Before I showed up, Dr. Hersey had traveled the world about 10 times over introducing the model to thousands of university students and corporate leaders. By 1983, there was certainly awareness and interest in developing leaders, but comparatively few organizations were ready to dive in, make it a priority and commit serious resources to the cause.

Then things changed — in a hurry! In the fall of 1983, Tom Peters and Bob Waterman published “In Search of Excellence.” It was really the first book on management, leadership and organizational culture that was universally embraced. Suddenly, there was expansive interest in all kinds of “soft-skills training.” In those days, you primarily positioned the merits of your model against others. Roughly 82% of a customer’s decision to purchase rested with their level of comfort with your content compared to the relatively few competitive options available.

In 1986, my wife, Maureen, and I left CLS and started a company called Performance Impact (PI). While still focused in the arena of organizational behavior and leadership development, the value proposition of PI was roughly 180 degrees from that of CLS. PI was a custom house that lived project to project for the better part of 25 years. Simply stated, PI became an extension of the training departments that hired us. We designed, developed and delivered over 200 programs during that period. We were also blessed to have customers that forced us to keep tabs on emerging technologies and principles of sophisticated learning design and measurement.

In 2011, PI and CLS formed a strategic partnership. The very first thing we did was sit down with a collection of long-term CLS customers. We asked them two questions:

  • What is CLS doing well?
  • What does CLS have to do differently?

Answers to the first questions were straightforward, emphatic and reassuring: “Whatever you do, don’t change the model!”

The Situational Leadership® Model sits on a rock-solid foundation of pioneering research in organizational behavior. Dr. Hersey’s genius was to integrate many of those seemingly disparate contributions into a practical, repeatable framework that (at a minimum) gives leaders a place to start:

  • What’s the task?
  • What’s the task-specific level of ability and willingness of the person performing it?
  • What approach should I use based on the answers to the first two questions?
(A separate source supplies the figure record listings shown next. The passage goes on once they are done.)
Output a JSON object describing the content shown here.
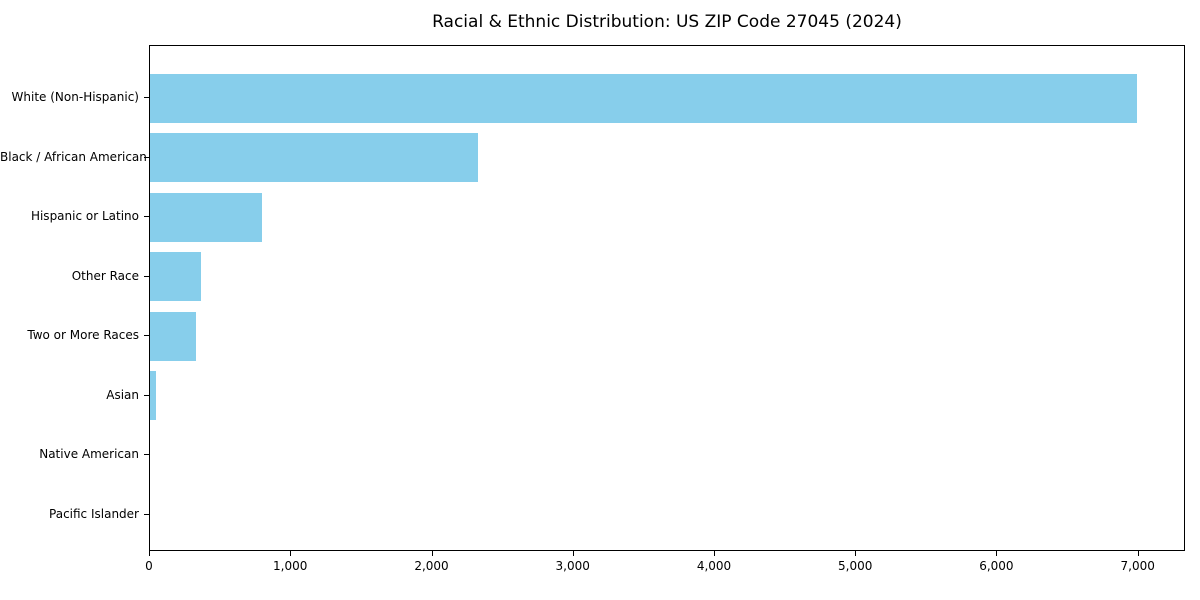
{
  "title": "Racial & Ethnic Distribution: US ZIP Code 27045 (2024)",
  "chart_data": {
    "type": "bar",
    "orientation": "horizontal",
    "title": "Racial & Ethnic Distribution: US ZIP Code 27045 (2024)",
    "xlabel": "",
    "ylabel": "",
    "categories": [
      "White (Non-Hispanic)",
      "Black / African American",
      "Hispanic or Latino",
      "Other Race",
      "Two or More Races",
      "Asian",
      "Native American",
      "Pacific Islander"
    ],
    "values": [
      6985,
      2325,
      790,
      360,
      325,
      45,
      0,
      0
    ],
    "xlim": [
      0,
      7335
    ],
    "x_ticks": [
      0,
      1000,
      2000,
      3000,
      4000,
      5000,
      6000,
      7000
    ],
    "x_tick_labels": [
      "0",
      "1,000",
      "2,000",
      "3,000",
      "4,000",
      "5,000",
      "6,000",
      "7,000"
    ],
    "bar_color": "#87CEEB",
    "grid": false,
    "legend": null,
    "frame": "full-box"
  },
  "colors": {
    "bar": "#87CEEB",
    "axis": "#000000",
    "text": "#000000",
    "background": "#ffffff"
  }
}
From our admittedly biased vantage point these questions seem every bit as relevant for leaders at all levels today as they were five decades ago. Suffice to say, nobody will be doing anything creative with the model!

Answers to the second question have been the guiding light for our research and development efforts since 2011 and speak to the ever-expanding criteria customers consider when selecting a partner to help them build leaders. Because of those discussions (and many, many others), we now feature:

  • A core offering that is translated into 25 languages
  • A multitiered Situational Leadership®-based curriculum that tethers our model to coaching, Emotional Intelligence, DiSC®, power, leading teams and leading change
  • Content that is available in a classroom setting, online, in both blended and virtual formats
  • A customer-facing portal that houses our sustainment suite (The Four Moments of Truth™) and allows our microlearning and other content to be accessible by our customers any time, anywhere and on any device

On our 50th anniversary, as we reflect with pride on the reach and relevance of Situational leadership®, we say sincere thanks to all that have participated in any way during that journey. We are also very excited about all that awaits us moving forward!


  1. How did you first experience Situational Leadership®?
  2. What impact has it had on your life/career?
  3. What do you think the future of leadership development has in store for us all?